Quando o azul é abismo

 

Enquanto me movo na frente do espelho à procura de sons que possam traduzir o meu desejo por ele, alguns pedaços de mim saem fora do quebra-cabeça e se confundem na imagem que me molda no espelho.

O corpo avolumado dos dias e dos desencontros emerge de uma depressão que se arrastou por meses e meses. Eu era sempre o desejo por ele... e fazia-me falta ser a Madalena dos próprios azuis, ondas e um mar em fúria. Ele me desenhava azul quando queria mergulhar e ao pensar que me usava para aplacar seus desgostos, era eu que me aproveitava de seus tons para ser mais feliz.

Íamos ao cinema sempre. Mãos que não se desgrudavam nem para pegar os bombons de doce de leite que ficavam na sacolinha presa à cadeira. Quem olhasse de longe ou no perto-quase-cheiro não poderia supor que dois abismos tão juntos beiravam o paraíso. O abismo dele era a minha identidade secreta. E o que me mostrava fundo o adornava em dias de chuva. Desse jeito a gente se completava e nem entendia direito o porquê já que o encontro era quase de uma impossibilidade crônica.

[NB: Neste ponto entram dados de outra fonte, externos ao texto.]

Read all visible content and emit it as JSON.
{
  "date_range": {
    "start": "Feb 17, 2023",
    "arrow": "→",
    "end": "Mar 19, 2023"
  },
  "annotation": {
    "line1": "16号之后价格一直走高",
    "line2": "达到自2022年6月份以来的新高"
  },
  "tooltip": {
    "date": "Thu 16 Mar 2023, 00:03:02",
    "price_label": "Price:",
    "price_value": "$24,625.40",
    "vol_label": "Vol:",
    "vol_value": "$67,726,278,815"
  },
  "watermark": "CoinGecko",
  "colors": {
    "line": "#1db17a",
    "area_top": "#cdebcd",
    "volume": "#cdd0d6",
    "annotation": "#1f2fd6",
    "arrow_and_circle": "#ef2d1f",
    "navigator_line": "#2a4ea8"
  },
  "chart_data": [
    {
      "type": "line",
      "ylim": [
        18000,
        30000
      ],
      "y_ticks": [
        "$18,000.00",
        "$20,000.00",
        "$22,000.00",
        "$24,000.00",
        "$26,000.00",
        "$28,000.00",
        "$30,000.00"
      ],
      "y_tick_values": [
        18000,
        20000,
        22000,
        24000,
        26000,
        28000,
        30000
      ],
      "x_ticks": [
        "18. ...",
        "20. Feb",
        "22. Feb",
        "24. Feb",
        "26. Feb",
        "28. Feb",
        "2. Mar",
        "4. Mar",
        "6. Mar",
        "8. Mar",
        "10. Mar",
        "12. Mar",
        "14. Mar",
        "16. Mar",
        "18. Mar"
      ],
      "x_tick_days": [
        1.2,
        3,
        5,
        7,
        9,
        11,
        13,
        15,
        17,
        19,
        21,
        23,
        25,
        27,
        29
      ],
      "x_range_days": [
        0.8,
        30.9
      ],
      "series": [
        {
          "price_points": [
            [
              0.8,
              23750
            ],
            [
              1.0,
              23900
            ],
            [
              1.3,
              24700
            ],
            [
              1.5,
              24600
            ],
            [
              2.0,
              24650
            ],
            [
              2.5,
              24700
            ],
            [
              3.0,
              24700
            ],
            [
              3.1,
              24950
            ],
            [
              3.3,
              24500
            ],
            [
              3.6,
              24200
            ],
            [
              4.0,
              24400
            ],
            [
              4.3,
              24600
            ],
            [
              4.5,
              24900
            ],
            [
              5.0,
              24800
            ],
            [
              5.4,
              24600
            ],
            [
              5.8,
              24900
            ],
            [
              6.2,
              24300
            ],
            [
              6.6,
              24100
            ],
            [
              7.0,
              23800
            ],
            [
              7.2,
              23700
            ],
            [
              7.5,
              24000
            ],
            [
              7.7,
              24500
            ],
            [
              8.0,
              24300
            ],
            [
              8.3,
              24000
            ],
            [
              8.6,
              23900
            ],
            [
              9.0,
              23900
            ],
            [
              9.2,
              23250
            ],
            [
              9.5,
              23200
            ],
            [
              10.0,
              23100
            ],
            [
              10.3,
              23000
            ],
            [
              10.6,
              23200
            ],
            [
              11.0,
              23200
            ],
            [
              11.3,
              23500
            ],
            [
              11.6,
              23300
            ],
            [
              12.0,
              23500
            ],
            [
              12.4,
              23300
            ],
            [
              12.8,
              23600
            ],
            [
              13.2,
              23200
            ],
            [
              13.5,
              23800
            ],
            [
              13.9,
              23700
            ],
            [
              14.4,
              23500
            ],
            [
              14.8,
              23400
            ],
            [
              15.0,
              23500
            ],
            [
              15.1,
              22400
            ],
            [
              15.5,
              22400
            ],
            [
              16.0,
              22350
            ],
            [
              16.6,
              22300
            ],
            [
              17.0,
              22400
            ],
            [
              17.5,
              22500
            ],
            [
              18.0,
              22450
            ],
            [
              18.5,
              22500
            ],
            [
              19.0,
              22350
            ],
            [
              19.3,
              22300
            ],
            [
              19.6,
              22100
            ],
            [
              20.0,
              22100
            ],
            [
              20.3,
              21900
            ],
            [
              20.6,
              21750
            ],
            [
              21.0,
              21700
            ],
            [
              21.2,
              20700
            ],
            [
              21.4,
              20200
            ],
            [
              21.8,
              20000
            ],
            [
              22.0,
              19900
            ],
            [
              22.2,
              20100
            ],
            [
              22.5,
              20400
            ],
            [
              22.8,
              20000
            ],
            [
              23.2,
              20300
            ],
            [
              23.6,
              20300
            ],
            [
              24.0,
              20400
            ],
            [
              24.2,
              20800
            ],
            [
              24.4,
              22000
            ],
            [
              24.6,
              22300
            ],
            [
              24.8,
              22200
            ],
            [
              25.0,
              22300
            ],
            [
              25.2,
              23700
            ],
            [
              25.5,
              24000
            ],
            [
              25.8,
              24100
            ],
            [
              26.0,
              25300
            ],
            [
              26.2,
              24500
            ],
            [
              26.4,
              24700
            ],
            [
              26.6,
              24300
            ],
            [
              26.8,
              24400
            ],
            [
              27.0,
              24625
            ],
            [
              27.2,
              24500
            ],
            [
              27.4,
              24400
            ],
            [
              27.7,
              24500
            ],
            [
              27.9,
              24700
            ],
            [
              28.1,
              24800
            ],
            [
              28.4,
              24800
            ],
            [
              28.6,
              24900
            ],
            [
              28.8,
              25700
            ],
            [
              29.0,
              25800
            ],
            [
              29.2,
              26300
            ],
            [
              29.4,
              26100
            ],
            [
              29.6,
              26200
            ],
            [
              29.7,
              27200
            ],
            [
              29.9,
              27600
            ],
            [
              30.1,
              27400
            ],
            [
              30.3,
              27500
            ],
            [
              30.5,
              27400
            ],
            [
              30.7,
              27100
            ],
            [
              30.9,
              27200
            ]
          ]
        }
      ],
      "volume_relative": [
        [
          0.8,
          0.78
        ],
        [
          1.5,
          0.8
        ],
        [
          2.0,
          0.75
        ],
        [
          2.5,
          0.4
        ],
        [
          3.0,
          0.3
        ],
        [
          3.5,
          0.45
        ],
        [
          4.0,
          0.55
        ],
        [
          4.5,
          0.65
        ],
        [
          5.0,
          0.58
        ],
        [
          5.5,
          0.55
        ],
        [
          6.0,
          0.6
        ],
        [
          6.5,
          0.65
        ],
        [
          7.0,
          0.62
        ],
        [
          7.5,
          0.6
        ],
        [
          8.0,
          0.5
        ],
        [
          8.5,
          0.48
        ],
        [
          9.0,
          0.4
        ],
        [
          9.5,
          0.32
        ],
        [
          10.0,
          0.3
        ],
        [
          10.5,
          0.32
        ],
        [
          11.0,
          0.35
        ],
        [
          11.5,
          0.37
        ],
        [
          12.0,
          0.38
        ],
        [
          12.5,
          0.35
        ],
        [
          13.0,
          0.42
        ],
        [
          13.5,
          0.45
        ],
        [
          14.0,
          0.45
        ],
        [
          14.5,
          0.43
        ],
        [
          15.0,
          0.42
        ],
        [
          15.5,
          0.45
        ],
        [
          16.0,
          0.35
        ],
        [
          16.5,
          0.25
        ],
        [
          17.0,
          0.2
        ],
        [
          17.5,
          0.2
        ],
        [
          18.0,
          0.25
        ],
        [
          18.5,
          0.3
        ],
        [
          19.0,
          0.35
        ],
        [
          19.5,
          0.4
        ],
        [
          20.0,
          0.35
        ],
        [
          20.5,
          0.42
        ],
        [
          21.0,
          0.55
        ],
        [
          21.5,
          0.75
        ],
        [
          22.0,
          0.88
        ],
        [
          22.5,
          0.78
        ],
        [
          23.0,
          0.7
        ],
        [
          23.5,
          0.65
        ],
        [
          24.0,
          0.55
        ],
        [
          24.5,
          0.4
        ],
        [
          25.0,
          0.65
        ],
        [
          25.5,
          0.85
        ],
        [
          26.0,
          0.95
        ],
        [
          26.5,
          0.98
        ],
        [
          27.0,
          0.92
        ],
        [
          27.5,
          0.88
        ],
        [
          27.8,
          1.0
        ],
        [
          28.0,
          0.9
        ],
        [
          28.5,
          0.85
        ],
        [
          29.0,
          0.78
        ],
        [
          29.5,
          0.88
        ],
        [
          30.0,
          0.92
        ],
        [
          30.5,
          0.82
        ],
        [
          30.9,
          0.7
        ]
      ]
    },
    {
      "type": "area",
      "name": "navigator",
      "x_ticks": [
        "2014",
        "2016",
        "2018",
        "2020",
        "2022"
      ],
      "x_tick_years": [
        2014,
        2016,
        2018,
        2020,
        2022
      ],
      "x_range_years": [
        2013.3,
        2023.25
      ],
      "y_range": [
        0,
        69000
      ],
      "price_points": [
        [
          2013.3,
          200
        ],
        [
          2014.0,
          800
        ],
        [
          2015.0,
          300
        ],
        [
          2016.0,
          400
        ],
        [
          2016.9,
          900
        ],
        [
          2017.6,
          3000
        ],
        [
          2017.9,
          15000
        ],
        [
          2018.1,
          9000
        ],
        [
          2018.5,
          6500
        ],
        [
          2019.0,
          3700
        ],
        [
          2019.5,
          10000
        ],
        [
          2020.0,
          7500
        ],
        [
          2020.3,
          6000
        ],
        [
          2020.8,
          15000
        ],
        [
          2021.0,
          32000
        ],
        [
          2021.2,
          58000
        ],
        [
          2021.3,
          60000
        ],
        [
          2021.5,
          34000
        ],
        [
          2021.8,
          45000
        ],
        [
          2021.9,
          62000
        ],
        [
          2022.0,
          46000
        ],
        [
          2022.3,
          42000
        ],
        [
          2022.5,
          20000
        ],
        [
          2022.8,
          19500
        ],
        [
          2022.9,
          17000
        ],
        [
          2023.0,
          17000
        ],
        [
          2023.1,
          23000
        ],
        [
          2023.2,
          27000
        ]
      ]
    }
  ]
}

O meu coração que adornava os cachos nos cabelos era de uma bola azul reluzente... quase beijávamos, quase tocávamos o nosso dentro e quase sonhávamos o mesmo sonho. Éramos o retrato falado do que escrevemos na lousa branca da sala de aula. Opostos como sombra e paisagem.

Não me arrumava para sair com ele. Gostava de senti-lo soltar os cachos nos meus cabelos com os dedos... desembaraçando qualquer dúvida entre nós. Sentia a pulsação dele pertinho de mim e me sentia fora e longe de casa. Quando me contava de uma música nova, de suas saídas com os amigos, sem mim, ou do quanto que pensara em mim, sem ele, era como se assistisse a um filme de encantamentos. O doce lar era a angústia de tantas distâncias. Ele era o longe e eu o pé na estrada. O encontro era na quebra da onda e no beijo do mar.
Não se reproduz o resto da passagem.